Türk masal geleneği, en hayalî anlatış tarzlarını bile gerçeğe yakın bir şekle getirir. Vakalar, olağanüstü unsurlar, fazla akla aykırı bir nitelik taşımaz. Türk masalları, birçok ilmin, sanatın faydalandığı birer hazine değerindedir. Milletimizin, birçok eski örf ve âdetleri, inançları, huyları, masallarımızda bulunabilir. Özellikle dilciler, târihçiler, roman, hikâye, tiyatro, film senaryosu yazanlar için masallar birer hazine değerindedirler.

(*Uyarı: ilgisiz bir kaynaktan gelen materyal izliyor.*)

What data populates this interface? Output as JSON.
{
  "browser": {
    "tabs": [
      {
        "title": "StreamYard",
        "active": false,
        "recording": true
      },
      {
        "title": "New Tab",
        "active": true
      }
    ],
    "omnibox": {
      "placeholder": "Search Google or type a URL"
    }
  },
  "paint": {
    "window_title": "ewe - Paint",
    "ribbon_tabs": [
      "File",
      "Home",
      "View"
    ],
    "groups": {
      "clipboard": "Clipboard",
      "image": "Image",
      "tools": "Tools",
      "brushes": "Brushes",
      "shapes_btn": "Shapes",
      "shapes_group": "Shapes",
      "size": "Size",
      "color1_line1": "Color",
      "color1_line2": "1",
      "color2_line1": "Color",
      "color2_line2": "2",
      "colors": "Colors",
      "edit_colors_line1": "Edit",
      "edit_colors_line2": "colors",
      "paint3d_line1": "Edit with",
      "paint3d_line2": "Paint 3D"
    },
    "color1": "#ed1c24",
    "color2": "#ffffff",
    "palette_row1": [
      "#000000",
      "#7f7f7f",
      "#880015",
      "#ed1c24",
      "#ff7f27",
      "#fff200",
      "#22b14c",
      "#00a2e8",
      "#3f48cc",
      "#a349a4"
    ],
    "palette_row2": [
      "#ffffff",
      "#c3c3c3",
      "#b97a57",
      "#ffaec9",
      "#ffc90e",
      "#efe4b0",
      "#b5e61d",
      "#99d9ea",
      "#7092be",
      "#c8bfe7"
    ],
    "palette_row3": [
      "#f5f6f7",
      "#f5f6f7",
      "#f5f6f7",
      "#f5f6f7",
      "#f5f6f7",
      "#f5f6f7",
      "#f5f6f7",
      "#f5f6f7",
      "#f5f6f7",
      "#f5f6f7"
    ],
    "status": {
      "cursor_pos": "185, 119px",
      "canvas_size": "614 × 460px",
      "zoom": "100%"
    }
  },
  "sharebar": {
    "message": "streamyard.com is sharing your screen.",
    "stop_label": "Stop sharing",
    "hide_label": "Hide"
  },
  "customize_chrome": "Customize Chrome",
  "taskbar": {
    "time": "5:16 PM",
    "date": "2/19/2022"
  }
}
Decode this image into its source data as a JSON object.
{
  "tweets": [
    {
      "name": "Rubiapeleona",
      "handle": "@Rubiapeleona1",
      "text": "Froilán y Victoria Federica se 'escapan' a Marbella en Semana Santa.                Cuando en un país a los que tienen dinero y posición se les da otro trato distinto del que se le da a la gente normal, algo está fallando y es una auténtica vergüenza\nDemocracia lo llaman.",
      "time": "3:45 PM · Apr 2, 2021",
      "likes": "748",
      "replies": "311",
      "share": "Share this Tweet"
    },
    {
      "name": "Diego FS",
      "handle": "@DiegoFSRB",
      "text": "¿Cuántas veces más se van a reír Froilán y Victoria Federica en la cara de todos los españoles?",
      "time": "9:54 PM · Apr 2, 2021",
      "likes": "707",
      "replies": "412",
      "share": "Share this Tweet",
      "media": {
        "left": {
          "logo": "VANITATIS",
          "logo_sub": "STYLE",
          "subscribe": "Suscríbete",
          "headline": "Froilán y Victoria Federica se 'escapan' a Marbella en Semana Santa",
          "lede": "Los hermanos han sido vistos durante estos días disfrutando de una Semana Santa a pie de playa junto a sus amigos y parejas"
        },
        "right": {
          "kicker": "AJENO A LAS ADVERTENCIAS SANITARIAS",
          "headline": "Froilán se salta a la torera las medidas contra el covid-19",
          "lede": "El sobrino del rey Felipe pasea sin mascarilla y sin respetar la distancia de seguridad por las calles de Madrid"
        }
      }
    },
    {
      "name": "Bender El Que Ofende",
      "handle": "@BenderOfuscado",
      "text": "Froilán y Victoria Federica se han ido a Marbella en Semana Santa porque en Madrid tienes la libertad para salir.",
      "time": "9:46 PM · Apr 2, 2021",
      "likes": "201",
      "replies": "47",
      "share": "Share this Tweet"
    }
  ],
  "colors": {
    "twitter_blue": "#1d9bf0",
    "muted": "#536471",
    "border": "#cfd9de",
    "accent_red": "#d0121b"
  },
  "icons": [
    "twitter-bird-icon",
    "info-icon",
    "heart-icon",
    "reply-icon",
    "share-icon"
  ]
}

Folklorcuların masallarla ilgilenmeleri pek eski târihlere uzanmaz. Bu alanda ilk ilmî araştırma 1807'de Elai Johanneaus'nun Halk Masalları Üstüne Görüşler kitabıdır. 1813'te Alman Grimm Kardeşler, Alman masallarını derleyerek bu yolda hizmet vermiştir. Türk masalları ilk önce Billur Köşk adlı bir eserle görülmüştür. George Jakob'un 1898'de yayınladığı bu eser, Menzel tarafından 1923'te yayınlanmıştır. Macar İ. Kunoş'un çalışmaları tâkib etmiştir. İgnace Kunoş Türk masallarını araştırıp incelemiş ve tasnif etmiştir. Ayrıca Türk Halk Edebiyatı eserini 1925 yılında İstanbul'da neşretmiştir. İstanbul Halk Masalları (1905), Adakale Masalları ise 1907'de neşredilmiştir.

Daha sonra bu çalışmalar Erzurum A.Ü. Edebiyat Fakültesinde geniş yer tutmuştur. Gümüşhane Masalları, Elazığ Masalları, Erzurum Masalları, Taşeli Bölgesi Masalları ve Türk-İskoç Masalları Mukayesesi gibi çalışmalar görülmüştür. Tâhir Alangu, Eflatun Cem Güney, Şükrü Elçin, A. Edip Uysal gibi araştırıcı ve yazarlar da bu sâhada çalışmalar yapmışlardır.